Tiga tahun sudah Ferianus Rotte mengabdikan dirinya untuk menjaga ekosistem pesisir dan laut.
Sehari-harinya, Fer, sapaan akrabnya, bekerja sebagai nelayan dan menanam rumput laut. Selain itu, ia juga didapuk sebagai manaholo, wali setempat yang bertugas mengelola atau mengawasi sistem adat bermakna konservasi yang disebut hoholok/papadak.
Hoholok/papadak merupakan kearifan lokal di Rote, pulau yang secara administratif menjadi bagian dari Kabupaten Rote Ndao, Nusa Tenggara Timur. Pada awalnya, aturan ini diterapkan untuk mengelola tanaman dan perkebunan berbasis lahan. Kini aturan hoholok/papadak itu diterapkan untuk konservasi laut.
Fer dan rekan-rekan sesama manaholo menjalankan tugasnya untuk mengamankan pesisir dan laut di Nusak Landu – satuan adat genealogis yang digunakan sebagai sistem pemerintahan formal di Rote hingga tahun 1960-an sebelum akhirnya menjadi kecamatan.
“Waktu itu ada acara dengan LSM, saya dan tujuh orang dipilih menjadi manaholo tahun 2014. Kemudian tahun 2017 kami dikukuhkan sebagai Manaholo Nusak Landu,” ujar pria berpostur tinggi kurus tersebut.
Ditemani semilir angin, pembicaraan dengan Fer mengalir di teras rumahnya.
Fer bercerita mengenai kondisi laut di wilayah desanya yang rusak sebelum ada manaholo. Penyebabnya adalah banyak orang dari luar desa yang datang dengan kapal dan melakukan kegiatan yang merusak.
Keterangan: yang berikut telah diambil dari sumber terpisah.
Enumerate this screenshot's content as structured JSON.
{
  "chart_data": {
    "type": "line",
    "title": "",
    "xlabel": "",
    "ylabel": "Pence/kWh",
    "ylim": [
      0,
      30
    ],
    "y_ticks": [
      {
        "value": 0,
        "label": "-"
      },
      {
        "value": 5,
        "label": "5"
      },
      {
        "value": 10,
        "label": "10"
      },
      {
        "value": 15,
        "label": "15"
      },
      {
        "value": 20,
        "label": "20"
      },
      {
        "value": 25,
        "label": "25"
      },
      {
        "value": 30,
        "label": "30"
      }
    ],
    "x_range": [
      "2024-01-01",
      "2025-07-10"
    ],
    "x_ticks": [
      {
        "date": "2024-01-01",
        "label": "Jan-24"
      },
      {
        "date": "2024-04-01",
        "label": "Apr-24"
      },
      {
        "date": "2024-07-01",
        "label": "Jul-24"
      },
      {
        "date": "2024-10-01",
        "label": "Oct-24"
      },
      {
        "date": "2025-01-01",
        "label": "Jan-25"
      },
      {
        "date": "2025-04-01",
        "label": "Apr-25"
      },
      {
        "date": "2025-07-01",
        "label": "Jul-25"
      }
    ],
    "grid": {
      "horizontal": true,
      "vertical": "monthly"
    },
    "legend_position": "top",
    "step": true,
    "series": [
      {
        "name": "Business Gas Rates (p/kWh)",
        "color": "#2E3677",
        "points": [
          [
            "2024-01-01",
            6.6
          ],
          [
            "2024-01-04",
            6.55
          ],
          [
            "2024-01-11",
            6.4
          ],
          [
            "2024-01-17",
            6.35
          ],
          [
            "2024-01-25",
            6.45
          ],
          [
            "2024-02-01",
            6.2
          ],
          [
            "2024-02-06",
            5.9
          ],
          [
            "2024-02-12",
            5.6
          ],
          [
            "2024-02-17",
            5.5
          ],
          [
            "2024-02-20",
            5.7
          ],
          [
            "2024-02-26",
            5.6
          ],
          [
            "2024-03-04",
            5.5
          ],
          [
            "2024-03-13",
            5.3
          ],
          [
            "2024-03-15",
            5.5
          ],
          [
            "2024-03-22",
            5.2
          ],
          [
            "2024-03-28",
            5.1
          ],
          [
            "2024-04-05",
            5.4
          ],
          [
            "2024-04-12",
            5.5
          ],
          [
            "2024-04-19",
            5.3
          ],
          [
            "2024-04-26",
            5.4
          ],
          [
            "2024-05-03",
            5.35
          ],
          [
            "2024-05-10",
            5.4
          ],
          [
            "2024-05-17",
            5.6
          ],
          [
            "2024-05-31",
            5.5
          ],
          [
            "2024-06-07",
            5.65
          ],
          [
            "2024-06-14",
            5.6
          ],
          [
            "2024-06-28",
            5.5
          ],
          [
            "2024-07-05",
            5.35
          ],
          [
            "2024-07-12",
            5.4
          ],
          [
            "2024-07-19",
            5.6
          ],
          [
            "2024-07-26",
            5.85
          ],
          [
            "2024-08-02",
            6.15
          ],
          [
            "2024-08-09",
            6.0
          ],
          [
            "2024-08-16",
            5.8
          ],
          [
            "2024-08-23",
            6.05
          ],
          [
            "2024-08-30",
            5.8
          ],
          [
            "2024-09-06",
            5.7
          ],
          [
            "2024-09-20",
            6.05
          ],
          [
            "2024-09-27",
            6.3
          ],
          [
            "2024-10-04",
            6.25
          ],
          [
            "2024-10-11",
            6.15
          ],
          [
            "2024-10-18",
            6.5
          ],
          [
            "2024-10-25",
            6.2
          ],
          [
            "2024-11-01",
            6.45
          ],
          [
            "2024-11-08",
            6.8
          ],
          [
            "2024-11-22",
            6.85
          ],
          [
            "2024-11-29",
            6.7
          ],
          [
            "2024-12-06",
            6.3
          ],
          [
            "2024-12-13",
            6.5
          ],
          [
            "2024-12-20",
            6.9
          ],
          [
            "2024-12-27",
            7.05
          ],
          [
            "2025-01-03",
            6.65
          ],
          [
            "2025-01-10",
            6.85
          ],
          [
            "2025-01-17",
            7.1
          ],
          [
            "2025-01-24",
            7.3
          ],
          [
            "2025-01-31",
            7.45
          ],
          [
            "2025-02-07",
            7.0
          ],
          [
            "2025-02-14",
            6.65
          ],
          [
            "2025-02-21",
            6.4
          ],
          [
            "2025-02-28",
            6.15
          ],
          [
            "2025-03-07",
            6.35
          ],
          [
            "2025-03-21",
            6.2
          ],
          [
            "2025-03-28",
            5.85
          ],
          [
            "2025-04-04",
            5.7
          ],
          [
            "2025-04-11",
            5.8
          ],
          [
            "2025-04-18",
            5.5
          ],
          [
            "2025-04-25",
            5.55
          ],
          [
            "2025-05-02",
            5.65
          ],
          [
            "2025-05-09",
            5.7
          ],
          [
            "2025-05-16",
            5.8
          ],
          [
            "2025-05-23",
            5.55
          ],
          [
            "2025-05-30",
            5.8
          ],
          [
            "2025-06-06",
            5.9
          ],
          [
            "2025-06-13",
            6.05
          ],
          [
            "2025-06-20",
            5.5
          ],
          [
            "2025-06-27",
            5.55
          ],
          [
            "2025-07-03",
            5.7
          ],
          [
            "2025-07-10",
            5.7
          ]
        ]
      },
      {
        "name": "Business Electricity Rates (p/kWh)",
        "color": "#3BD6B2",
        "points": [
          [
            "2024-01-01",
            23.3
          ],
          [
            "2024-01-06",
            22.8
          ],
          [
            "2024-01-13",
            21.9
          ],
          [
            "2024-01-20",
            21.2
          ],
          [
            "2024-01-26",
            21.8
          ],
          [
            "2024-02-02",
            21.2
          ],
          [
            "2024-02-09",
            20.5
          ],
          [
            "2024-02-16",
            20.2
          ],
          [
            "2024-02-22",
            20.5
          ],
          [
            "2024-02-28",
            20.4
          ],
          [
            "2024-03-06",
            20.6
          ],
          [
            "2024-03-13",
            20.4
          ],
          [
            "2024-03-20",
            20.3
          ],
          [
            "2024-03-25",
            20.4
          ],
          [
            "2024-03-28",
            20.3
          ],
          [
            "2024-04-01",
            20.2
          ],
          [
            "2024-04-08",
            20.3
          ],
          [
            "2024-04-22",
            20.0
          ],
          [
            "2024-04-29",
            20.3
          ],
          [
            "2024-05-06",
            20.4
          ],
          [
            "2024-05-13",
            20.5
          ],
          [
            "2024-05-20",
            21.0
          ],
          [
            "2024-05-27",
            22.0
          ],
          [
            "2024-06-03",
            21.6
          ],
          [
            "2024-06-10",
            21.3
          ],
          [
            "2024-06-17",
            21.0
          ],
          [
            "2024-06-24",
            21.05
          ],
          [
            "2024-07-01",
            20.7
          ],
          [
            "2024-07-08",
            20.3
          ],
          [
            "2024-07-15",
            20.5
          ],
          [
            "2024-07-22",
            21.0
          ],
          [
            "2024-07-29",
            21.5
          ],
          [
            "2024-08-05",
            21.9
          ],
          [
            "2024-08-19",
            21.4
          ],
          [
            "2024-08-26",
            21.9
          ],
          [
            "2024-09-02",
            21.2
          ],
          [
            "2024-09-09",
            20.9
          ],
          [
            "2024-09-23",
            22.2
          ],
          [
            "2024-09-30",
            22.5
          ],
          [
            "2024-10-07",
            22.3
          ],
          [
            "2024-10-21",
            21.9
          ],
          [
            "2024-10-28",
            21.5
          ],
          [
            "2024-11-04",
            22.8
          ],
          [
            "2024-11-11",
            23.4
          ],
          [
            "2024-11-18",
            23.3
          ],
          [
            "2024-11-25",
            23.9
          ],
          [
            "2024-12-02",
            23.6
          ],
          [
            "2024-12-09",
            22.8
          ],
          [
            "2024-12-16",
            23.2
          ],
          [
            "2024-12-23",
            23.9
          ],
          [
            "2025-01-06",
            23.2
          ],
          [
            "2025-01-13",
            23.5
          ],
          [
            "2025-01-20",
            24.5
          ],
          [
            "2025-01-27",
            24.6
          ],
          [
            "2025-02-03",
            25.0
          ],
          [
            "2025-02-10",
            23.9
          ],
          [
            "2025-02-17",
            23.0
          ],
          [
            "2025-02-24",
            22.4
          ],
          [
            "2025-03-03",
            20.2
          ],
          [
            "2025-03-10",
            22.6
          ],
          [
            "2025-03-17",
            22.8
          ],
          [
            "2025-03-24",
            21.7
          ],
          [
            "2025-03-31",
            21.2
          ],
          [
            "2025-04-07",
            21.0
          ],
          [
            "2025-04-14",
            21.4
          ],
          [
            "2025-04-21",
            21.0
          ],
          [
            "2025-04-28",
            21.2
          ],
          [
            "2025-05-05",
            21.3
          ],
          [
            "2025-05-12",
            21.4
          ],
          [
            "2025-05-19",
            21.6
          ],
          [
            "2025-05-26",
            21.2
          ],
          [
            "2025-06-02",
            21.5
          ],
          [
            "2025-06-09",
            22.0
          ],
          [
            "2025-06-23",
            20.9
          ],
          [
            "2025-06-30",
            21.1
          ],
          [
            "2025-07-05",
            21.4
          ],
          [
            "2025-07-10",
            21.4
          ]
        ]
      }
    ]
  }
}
“Mereka membom ikan, meracun dengan akar-akaran, potasium, dan tuba,” katanya.
Menurut penuturannya, orang-orang itu juga mengambil teripang secara berlebihan dan memburu penyu serta mengambil telurnya.
Mirisnya, Fer dan masyarakat Desa Sotimori-lah yang harus menelan pil pahit akibat ulah orang-orang tersebut. Karena laut rusak, masyarakat desa tidak punya tempat untuk budidaya rumput laut dan kesulitan untuk mencari ikan.
“Laut untuk tempat budidaya rumput laut jadi rusak. Ikan-ikan juga jadi susah dicari, harus pergi ke tempat yang jauh baru dapat. Teripang juga begitu, susah kami dapat,” ujarnya.
Kabar baiknya, setelah dibentuk manaholo, lingkungan laut di Desa Sotimori mulai membaik. Masyarakat tidak terlalu kesulitan mencari ikan dan bisa menikmati hasil budidaya rumput laut.
Sayangnya, kinerja para penjaga laut ini belum bisa maksimal. Salah satunya karena tak dibarengi fasilitas yang cukup. Kapal cepat dan peralatan lain yang dibutuhkan dalam menjalankan fungsi pengawasan tidak tersedia. Apalagi, jika harus berhadapan dengan kapal-kapal nakal bermesin besar milik nelayan luar.
“Mereka tangkap banyak ikan pakai kapal mesin besar, kita jarang yang punya kapal mesin, hanya pakai sampan. Kita baru mau kejar, mereka sudah kabur duluan,” jelas Fer.
Meski mengalami kesulitan, tekadnya untuk menjaga laut tidak sirna. Dukungan dari pemerintah maupun LSM untuk manaholo ia harapkan demi keamanan dan kelestarian laut, khususnya di wilayah Sotimori, Nusak Landu.